Yulia se despertó de golpe y llevó sus manos a su rostro para masajearlo bruscamente ante el doloroso hecho de estar despierta. Respiró hondo y se volvió, sólo con su cuello, hacia la derecha, pues no sabía ni qué hora era ni si Lena seguía muerta a su lado. Y sí, ahí estaba todavía, con la ligera sonrisa de todas las mañanas, ¿sería que nunca soñaba algo feo?

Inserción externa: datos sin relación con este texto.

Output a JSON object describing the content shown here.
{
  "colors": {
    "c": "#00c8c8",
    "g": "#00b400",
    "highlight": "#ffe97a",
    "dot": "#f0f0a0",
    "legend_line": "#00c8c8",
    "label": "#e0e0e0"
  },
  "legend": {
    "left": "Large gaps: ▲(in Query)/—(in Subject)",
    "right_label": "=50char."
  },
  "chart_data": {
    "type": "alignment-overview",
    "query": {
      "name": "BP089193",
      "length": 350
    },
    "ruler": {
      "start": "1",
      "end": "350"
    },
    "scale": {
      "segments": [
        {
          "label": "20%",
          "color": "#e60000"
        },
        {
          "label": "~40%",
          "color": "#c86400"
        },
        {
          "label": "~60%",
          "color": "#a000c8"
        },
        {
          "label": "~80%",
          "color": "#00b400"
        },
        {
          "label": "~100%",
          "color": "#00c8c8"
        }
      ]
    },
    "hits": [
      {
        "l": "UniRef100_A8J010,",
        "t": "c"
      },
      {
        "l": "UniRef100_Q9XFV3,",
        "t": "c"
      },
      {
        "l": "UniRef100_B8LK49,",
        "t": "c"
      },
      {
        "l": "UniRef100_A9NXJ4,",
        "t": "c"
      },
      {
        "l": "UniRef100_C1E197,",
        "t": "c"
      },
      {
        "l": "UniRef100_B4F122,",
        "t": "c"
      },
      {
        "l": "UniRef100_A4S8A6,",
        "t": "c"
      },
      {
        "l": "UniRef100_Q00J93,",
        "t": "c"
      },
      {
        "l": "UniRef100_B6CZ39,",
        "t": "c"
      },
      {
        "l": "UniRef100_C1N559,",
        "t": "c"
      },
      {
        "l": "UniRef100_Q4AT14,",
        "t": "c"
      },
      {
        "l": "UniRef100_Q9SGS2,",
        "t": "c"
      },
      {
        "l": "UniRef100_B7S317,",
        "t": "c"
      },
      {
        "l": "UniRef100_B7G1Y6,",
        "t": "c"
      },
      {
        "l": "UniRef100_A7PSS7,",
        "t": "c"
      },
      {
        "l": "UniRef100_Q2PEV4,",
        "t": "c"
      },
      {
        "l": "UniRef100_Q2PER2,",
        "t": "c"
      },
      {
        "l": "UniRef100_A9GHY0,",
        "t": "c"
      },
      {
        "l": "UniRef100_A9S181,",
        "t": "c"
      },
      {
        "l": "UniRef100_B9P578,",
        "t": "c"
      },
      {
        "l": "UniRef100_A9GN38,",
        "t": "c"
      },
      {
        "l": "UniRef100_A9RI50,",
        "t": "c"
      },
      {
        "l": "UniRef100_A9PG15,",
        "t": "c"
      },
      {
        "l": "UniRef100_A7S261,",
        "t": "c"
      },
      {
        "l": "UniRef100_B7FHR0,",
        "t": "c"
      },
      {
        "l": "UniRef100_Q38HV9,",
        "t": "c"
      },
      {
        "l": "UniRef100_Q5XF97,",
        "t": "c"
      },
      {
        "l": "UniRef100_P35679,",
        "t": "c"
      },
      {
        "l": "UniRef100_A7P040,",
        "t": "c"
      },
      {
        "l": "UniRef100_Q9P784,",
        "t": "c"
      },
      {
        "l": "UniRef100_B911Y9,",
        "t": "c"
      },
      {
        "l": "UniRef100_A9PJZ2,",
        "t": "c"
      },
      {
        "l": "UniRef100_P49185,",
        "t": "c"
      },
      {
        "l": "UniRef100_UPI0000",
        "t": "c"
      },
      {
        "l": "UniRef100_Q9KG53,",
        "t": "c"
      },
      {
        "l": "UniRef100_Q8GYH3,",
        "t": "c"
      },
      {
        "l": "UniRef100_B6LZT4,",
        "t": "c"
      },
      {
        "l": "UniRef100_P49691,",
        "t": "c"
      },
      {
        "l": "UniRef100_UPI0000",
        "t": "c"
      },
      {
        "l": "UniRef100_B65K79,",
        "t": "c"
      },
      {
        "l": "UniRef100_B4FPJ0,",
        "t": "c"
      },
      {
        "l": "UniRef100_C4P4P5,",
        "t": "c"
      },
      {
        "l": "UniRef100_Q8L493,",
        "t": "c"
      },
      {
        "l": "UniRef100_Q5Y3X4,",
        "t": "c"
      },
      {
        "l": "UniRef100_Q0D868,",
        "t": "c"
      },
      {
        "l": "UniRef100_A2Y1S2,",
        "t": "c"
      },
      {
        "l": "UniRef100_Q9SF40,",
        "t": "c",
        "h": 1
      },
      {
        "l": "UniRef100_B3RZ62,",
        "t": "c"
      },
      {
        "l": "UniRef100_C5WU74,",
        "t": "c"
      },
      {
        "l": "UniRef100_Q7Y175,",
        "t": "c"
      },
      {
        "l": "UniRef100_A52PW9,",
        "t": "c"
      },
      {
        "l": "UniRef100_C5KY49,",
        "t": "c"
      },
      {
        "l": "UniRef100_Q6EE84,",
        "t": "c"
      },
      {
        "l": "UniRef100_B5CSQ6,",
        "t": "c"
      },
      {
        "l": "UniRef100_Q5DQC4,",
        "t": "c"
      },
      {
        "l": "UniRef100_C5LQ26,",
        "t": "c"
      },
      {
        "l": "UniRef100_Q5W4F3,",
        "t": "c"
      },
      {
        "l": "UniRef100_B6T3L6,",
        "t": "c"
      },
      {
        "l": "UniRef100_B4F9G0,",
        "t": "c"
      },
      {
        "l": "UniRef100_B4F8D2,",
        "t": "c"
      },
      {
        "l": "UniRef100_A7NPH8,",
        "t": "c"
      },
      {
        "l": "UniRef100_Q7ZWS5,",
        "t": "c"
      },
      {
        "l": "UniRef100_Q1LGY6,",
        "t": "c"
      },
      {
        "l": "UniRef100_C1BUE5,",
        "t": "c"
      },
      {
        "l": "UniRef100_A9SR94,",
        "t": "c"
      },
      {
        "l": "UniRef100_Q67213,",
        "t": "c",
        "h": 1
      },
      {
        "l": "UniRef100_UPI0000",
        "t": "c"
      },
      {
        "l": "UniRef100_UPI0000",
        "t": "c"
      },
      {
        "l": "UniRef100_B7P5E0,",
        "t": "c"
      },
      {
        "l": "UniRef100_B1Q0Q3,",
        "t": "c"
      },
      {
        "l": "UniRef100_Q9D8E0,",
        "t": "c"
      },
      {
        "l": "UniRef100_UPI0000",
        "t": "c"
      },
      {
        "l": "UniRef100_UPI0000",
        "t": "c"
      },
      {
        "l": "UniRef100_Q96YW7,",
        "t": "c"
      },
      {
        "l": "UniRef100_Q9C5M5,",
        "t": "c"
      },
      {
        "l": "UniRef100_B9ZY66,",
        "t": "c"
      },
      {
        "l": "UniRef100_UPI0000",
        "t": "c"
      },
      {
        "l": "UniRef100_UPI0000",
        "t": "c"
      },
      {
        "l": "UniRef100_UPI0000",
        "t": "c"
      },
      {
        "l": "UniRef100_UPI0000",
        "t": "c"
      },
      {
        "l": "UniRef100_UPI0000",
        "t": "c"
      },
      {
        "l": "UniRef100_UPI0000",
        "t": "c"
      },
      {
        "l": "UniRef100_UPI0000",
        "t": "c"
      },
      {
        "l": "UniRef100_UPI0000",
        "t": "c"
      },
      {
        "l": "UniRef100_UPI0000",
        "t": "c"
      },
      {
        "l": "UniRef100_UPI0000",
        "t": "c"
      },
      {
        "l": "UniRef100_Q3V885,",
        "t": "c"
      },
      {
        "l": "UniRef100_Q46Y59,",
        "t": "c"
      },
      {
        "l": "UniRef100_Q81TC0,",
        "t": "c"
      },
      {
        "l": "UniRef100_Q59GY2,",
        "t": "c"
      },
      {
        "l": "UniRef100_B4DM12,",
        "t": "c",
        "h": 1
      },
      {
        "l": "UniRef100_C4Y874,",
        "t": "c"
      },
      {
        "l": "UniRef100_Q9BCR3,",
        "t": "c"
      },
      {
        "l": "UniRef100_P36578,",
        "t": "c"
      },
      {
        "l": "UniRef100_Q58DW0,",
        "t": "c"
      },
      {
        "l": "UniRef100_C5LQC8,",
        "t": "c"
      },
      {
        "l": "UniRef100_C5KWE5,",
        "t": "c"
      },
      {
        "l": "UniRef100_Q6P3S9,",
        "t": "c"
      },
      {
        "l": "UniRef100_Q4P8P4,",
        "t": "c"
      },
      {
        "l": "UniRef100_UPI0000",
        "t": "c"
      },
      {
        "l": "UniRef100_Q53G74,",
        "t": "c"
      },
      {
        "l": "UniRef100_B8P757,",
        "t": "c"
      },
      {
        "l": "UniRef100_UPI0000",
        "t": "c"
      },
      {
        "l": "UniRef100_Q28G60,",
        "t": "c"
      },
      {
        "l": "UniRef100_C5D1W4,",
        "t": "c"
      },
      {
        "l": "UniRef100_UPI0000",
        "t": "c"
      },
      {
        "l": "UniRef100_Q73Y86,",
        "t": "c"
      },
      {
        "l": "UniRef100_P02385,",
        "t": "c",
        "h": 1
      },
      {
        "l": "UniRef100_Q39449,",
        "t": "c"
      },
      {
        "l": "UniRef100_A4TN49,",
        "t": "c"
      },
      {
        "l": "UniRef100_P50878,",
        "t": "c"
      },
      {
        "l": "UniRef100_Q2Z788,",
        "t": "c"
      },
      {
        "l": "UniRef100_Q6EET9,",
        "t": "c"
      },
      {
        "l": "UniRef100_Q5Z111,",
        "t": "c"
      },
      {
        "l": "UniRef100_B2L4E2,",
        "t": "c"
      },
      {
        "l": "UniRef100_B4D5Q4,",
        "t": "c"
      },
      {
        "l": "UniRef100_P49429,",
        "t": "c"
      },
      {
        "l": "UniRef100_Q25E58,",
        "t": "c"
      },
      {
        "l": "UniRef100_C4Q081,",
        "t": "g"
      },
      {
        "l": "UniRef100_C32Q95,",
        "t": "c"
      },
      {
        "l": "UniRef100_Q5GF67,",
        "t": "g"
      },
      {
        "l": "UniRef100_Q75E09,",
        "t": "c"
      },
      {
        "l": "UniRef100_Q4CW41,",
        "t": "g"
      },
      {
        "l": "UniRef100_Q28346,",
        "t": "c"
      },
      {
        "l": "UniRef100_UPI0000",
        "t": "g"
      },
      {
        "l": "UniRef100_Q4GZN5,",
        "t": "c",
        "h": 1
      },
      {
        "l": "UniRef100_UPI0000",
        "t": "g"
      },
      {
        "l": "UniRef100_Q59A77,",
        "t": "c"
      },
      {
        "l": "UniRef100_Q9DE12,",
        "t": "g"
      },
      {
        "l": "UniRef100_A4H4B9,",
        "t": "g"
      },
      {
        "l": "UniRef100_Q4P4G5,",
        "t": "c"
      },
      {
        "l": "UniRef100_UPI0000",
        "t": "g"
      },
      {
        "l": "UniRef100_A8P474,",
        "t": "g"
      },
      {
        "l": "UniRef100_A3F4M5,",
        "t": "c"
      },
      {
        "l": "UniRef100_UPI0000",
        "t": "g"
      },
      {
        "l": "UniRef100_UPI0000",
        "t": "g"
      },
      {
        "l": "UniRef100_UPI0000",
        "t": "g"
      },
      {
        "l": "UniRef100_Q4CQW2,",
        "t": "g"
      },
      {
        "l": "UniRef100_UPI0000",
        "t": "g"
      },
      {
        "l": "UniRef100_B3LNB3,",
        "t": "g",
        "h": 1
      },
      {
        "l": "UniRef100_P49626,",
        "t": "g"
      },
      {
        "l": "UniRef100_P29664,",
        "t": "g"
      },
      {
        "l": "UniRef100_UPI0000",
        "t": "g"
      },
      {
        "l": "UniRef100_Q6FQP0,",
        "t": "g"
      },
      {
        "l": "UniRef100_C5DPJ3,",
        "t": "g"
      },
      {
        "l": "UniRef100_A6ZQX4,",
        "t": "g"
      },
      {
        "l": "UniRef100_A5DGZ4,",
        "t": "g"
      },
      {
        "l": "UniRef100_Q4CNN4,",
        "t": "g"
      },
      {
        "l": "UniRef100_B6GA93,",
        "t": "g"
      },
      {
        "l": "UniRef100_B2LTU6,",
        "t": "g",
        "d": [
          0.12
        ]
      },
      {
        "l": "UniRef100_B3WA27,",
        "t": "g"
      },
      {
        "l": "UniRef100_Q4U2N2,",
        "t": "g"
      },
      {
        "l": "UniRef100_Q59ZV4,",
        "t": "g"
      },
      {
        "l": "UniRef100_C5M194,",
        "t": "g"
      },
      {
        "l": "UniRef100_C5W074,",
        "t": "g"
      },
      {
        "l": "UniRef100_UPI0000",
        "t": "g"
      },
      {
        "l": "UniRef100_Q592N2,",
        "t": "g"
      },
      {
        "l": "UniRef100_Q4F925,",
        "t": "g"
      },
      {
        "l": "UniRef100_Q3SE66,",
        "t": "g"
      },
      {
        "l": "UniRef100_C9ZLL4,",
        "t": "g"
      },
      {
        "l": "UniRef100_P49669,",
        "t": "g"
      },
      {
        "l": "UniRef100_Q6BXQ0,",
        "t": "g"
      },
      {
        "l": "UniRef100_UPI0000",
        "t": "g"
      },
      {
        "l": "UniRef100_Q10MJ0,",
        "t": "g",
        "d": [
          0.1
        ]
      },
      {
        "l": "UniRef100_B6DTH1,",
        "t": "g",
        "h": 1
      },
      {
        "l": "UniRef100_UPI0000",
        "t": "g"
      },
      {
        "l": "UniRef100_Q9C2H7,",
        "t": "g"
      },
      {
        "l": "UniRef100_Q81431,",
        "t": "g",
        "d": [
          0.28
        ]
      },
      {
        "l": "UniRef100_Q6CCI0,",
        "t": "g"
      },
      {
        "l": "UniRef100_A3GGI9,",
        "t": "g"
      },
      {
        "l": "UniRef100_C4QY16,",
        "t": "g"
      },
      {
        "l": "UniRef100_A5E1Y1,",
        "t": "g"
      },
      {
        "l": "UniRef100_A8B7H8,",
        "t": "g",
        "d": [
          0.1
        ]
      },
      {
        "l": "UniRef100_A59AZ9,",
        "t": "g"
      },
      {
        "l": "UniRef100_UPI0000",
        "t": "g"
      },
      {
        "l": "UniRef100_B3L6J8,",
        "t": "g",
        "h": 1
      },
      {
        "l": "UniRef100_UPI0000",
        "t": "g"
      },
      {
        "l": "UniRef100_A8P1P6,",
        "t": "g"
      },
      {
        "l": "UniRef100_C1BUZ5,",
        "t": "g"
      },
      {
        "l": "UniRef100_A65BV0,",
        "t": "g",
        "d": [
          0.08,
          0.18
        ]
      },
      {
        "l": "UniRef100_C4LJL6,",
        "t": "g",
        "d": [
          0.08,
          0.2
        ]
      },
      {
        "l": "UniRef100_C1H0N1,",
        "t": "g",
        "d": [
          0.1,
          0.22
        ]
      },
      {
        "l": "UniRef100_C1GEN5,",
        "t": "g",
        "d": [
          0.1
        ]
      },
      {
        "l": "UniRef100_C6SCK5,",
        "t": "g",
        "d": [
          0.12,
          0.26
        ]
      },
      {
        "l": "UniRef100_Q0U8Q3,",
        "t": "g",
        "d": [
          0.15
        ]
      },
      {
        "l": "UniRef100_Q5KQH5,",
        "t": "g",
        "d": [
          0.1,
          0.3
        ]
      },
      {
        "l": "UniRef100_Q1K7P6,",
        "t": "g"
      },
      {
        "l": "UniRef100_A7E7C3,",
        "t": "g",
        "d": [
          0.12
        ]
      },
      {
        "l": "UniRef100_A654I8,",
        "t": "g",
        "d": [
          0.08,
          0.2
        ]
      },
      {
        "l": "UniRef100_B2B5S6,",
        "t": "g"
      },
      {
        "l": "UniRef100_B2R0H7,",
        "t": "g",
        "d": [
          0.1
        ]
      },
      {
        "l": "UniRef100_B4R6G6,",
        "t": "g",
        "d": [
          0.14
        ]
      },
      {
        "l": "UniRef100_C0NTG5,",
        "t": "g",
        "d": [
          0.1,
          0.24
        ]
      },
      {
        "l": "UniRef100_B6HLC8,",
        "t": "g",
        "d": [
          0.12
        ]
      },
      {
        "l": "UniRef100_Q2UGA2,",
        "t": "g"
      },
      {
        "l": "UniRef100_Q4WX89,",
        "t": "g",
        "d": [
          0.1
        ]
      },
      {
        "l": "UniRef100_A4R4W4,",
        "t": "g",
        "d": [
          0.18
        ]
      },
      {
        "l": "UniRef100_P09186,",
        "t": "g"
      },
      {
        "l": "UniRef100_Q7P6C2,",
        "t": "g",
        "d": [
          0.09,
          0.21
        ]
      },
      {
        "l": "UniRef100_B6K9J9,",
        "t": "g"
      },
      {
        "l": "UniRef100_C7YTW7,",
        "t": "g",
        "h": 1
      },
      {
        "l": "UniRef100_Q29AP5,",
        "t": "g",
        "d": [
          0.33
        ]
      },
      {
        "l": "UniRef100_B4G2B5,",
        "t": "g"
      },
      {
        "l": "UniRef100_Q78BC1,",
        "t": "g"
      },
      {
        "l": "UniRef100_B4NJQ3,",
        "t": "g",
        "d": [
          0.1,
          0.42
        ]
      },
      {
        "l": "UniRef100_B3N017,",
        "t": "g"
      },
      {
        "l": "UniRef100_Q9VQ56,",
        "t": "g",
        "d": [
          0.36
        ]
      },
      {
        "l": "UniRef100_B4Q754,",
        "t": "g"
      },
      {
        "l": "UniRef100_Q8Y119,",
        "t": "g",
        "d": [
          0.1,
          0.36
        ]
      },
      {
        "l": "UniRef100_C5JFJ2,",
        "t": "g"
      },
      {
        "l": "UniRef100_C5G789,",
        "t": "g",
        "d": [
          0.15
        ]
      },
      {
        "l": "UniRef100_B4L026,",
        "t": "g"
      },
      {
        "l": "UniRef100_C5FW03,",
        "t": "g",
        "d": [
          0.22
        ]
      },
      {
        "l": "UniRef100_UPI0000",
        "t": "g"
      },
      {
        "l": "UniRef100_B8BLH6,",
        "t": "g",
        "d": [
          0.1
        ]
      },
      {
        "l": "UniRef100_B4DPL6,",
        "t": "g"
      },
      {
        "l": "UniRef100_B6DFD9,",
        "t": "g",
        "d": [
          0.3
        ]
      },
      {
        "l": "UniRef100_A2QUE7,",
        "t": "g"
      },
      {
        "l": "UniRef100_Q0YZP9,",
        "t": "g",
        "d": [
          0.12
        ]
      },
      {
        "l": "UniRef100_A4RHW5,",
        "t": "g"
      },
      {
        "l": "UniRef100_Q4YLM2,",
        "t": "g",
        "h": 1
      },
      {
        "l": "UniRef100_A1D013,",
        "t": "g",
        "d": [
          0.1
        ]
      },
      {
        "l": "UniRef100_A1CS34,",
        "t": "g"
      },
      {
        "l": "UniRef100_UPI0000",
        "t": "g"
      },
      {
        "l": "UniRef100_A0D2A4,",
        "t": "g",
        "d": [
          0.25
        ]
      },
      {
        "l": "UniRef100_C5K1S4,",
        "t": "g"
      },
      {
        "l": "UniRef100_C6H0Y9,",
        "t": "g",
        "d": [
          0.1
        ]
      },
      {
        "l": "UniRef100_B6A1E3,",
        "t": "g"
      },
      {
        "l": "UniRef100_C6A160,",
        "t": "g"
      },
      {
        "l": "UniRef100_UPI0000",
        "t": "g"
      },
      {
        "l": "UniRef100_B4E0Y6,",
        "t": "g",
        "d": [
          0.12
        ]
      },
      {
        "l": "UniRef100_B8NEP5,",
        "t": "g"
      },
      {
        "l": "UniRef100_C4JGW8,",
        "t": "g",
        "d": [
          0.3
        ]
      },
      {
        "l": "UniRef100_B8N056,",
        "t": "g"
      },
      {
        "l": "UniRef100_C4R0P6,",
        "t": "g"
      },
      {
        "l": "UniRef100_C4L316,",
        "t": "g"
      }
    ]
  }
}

Su cabello rojo estaba un tanto alborotado al no ser la persona más tranquila para dormir si no dormía abrazada a Yulia, que no era que no hubieran dormido abrazadas, pues el frío lo ameritaba, pero Yulia se había levantado al baño en plena madrugada y Lena se había movido: malo para volver a abrazarla. Era lo único bueno de despertarse después de haber estado durmiendo tan bien, ver a Lena todavía dormida no tenía precio ni descripción de sentimiento. Sus brazos estaban por encima de las cobijas y estaban recogidos de tal manera que recogía, de paso, su busto, haciendo que, por entre el escote del misaki babydoll, su pezón derecho se saliera de los límites que marcaba el encaje. Yulia resopló por sus pensamientos, pues, para estar recién despierta, estaba bastante lúcida en cuanto a no quitarle la mirada de encima a aquella areola que cualquiera hubiera pasado por algo por ser casi del mismo tono cromático del resto de su piel. Se volvió hacia la izquierda para tomar su iPhone, sólo para ver la hora, las dos y cuarenta de la tarde. Estaba nublado, podrían haber sido las seis de la mañana. Seguramente nevaba.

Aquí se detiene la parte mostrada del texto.